If you were somewhat skeptical of former Gucci fashion designer turned filmmaker Tom Ford's lush stylisations and emotional resonances in A Single Man, then you'll hardly be convinced by the latest film from Luca Guadagnino, an Italian film director who has worked previously on promotional advertisements for Fendi. In contrast to the stark minimalism of slow-cinema that is currently fashionable in art house cinema, the extraordinarily beautiful I Am Love, as the titles suggests, simply wallows in an excess of sensory and emotional states.
There's little about the subject that seems attractive, dealing as it does with the lives of an important rich aristocratic Recchi family from Milan, the film dwelling initially on the opulence of their lives, the exquisite furnishings of their family mansion, the elegance of their expensive clothing and the sumptuous extravagance of the haut-cuisine food they as they celebrate the birthday of the family patriarch, Edoardo. At the dinner-party however, the grandfather hands over the running of the successful international family business to his son Tancredi (Pippo Delbono) and his grandson Edoardo Jr. (Flavio Parenti), and although this rankles somewhat, there is clearly a family unity that holds them together and is wary of admitting outsiders.
Cracks are beginning to show however and it's not just in the realities of the family business trying to keeping up-to-date with the workings of the modern business world, but it's shown also in a number of remarkably subtle ways, all of them stemming from the opening dinner-party. Edo has been unaccountably beaten in a prestigious boating race by Antonio, the talented chef who has prepared the evening's meal, and there is a hesitancy about accepting his new girlfriend into the family; the daughter Elizabetta (Alba Rohrwacher) has broken tradition in the present she gives to her grandfather, suggesting that she is going to go her own direction in her studies and in her love life, going moreover against an alliance that she would be good for the family; but the biggest change that is to have profound consequences for the Recchi family occurs with their mother Emma (Tilda Swinton).

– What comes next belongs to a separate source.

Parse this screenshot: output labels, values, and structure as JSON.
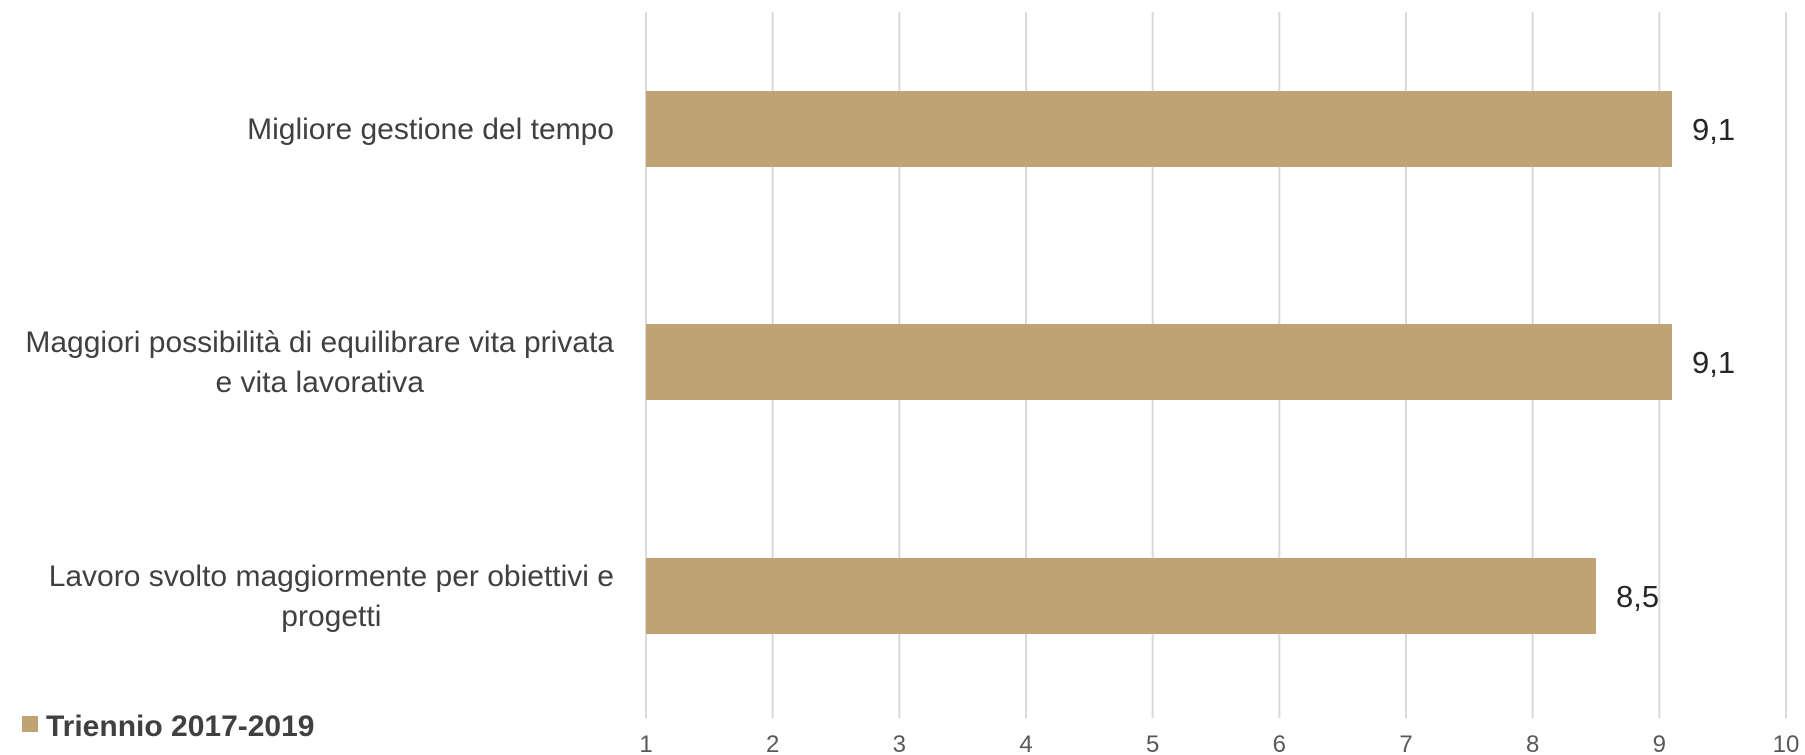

The suggestions made, there is however nothing subtle about how director goes about recounting the fall of the Recchi household, the subsequent delirious and tragic events depicted with all the emotional heft and complex layering of Italian grand opera (the florid minimalism of a John Adams score however giving it a much more modern flavour), with cinematic resonances that point to the Italian masters of Visconti and Antonioni. Guadagnino however has a few tricks and innovations of his own, finding a manner to cinematically depict intense sensory impressions and experiences that is unfashionably and almost embarrassingly uninhibited. I Am Love is an extraordinary film, an extraordinarily beautiful one, and one moreover that succeeds utterly in its creation of an interior emotional world as much as the external material world that it depicts. It's the clash between these two worlds then that is to prove the fatal to the Recchi family, and the viewer has no option but to be similarly swept along.